In their cheerleading for superintelligent AI, superpowers/techno-immortalism, and digi-nano-superabundance it isn't hard to discern the contours of the omni-predicates of centuries of theology, omniscience, omnipotence, omnibenevolence. Patriarchal priests and boys with their toys have always marched through history hand in hand. And although many futurologists like to make a spectacle of their stolid scientism it isn't hard to discern the old fashioned mind-body dualism in their digital-utopian virtuality uploading fantasies. Part of what it really means to be a materialist is to take materiality seriously, which means recognizing that information is always instantiated on a non-negligible material carrier, which means it actually matters that all the intelligence we know as such as yet has been biologically incarnated.
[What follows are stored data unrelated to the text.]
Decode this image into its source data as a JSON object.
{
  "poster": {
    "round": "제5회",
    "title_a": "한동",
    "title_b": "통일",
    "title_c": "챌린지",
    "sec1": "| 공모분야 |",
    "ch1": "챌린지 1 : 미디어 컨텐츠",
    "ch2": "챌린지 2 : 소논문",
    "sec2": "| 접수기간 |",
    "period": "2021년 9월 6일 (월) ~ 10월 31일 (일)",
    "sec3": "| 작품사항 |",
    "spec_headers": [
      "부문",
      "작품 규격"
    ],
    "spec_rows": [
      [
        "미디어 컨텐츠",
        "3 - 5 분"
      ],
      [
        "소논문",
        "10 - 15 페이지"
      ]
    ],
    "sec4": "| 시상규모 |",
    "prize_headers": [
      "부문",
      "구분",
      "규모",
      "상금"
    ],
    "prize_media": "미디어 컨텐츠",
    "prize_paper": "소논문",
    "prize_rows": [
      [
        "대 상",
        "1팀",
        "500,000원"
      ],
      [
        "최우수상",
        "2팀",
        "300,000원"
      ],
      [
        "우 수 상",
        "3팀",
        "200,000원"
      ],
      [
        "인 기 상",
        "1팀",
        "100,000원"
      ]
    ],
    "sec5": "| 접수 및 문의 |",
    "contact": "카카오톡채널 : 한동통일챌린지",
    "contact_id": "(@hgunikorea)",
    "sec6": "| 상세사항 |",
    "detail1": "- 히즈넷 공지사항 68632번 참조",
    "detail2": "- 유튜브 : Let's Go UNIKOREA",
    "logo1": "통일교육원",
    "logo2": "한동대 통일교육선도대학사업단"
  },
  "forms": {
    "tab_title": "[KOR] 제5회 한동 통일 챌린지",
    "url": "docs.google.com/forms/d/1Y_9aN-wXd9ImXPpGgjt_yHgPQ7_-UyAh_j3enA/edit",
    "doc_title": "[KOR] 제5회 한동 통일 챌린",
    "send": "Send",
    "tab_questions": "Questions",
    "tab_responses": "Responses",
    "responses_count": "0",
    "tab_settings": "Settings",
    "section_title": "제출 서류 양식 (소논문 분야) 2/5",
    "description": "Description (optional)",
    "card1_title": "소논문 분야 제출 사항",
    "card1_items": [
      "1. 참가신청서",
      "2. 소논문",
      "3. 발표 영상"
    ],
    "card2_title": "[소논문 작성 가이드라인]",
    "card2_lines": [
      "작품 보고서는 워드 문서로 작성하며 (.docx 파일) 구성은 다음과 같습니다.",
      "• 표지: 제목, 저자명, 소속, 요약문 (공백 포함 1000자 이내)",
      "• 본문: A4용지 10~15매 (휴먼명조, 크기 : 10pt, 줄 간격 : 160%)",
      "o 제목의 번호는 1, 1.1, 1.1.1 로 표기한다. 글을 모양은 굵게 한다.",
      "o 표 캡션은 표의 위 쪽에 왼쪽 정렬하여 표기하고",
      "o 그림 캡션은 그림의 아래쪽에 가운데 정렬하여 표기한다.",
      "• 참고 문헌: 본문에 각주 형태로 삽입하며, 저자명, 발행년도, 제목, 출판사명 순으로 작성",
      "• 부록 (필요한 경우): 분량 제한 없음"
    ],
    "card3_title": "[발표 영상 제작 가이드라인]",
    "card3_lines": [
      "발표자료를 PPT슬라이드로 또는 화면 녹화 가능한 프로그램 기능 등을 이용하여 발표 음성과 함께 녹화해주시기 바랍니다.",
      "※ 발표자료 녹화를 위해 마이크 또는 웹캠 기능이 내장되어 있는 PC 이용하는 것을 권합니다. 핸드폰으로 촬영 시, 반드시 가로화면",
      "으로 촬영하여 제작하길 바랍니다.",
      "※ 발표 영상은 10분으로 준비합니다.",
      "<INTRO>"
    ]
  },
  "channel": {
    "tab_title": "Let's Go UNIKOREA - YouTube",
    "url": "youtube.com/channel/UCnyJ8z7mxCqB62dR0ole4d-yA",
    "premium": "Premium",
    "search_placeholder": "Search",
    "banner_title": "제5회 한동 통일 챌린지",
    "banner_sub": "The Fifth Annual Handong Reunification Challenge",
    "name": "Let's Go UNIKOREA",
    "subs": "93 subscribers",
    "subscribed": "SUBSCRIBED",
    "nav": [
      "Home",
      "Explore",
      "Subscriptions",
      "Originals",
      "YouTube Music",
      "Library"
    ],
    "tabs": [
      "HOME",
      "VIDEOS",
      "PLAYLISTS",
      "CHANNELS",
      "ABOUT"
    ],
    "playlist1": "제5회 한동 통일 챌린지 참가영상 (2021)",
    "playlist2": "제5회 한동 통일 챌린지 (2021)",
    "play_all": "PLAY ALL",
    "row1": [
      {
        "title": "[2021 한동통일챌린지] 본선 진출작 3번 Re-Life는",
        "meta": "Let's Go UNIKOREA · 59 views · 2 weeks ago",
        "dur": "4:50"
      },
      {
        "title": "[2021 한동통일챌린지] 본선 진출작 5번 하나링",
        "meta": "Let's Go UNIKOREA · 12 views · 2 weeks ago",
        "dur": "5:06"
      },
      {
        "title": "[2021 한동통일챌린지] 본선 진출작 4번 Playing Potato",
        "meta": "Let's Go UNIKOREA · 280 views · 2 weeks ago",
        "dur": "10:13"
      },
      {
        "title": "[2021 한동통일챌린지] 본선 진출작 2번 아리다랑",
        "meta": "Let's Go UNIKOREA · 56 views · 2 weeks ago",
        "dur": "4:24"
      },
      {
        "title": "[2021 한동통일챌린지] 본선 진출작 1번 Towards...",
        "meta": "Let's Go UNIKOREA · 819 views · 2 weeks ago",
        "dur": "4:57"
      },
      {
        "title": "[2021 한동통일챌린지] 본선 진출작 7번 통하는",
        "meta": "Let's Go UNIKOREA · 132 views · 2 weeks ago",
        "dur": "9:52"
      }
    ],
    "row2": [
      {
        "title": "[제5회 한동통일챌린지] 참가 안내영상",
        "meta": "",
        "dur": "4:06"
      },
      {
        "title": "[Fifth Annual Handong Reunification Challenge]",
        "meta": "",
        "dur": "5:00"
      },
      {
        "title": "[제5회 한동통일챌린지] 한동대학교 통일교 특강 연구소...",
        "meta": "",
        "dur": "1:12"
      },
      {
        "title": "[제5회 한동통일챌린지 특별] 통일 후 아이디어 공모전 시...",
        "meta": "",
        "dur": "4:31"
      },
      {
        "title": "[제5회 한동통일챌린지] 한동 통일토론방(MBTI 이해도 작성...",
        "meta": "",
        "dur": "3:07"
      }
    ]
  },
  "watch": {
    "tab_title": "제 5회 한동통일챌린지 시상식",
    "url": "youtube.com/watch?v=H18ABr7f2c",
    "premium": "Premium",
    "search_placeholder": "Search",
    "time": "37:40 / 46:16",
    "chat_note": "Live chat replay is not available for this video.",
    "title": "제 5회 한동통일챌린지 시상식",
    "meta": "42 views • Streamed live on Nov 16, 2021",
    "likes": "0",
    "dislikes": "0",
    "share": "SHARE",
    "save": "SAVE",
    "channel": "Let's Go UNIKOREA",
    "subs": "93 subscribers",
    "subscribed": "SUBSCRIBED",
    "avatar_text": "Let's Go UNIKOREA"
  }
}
There is a difference that should make a difference to a materialist in the aria sung in the auditorium, heard on vinyl, pulled up on .mp3. Maybe something like intelligence can be materialized otherwise, but will it mean all that intelligence means to us in an imaginative, empathetic, responsible, rights-bearing being sharing our world? And if it doesn't is "intelligence" really the word we should use or imagine using to describe it?
Fascination with artifacts that seem invested with spirit -- puppets, carnival automata, sex-dolls are as old or older than written history. And of course techno-fetishism, techno-reductionism, and techno-triumphalism has been with us since before the Treaty of Westphalia ushered in the nation-state modernity that has preoccupied our attention with culture wars in the form of les querelles des anciens et des modernes right up to our late modern a-modern post-modern post-post-modern present: big guns and manifest destinies, eugenic rages for order, deaths of god and becoming as gods, these are all old stories. The endless recycling of futurological This! Changes! Everything! headlines about vat-grown meat and intelligent computers and cost-free fusion and cures for aging every few years or so is the consumer-capitalist froth on the surface of a brew of centuries old techno-utopian loose-talk and wish-fulfillment fantasizing.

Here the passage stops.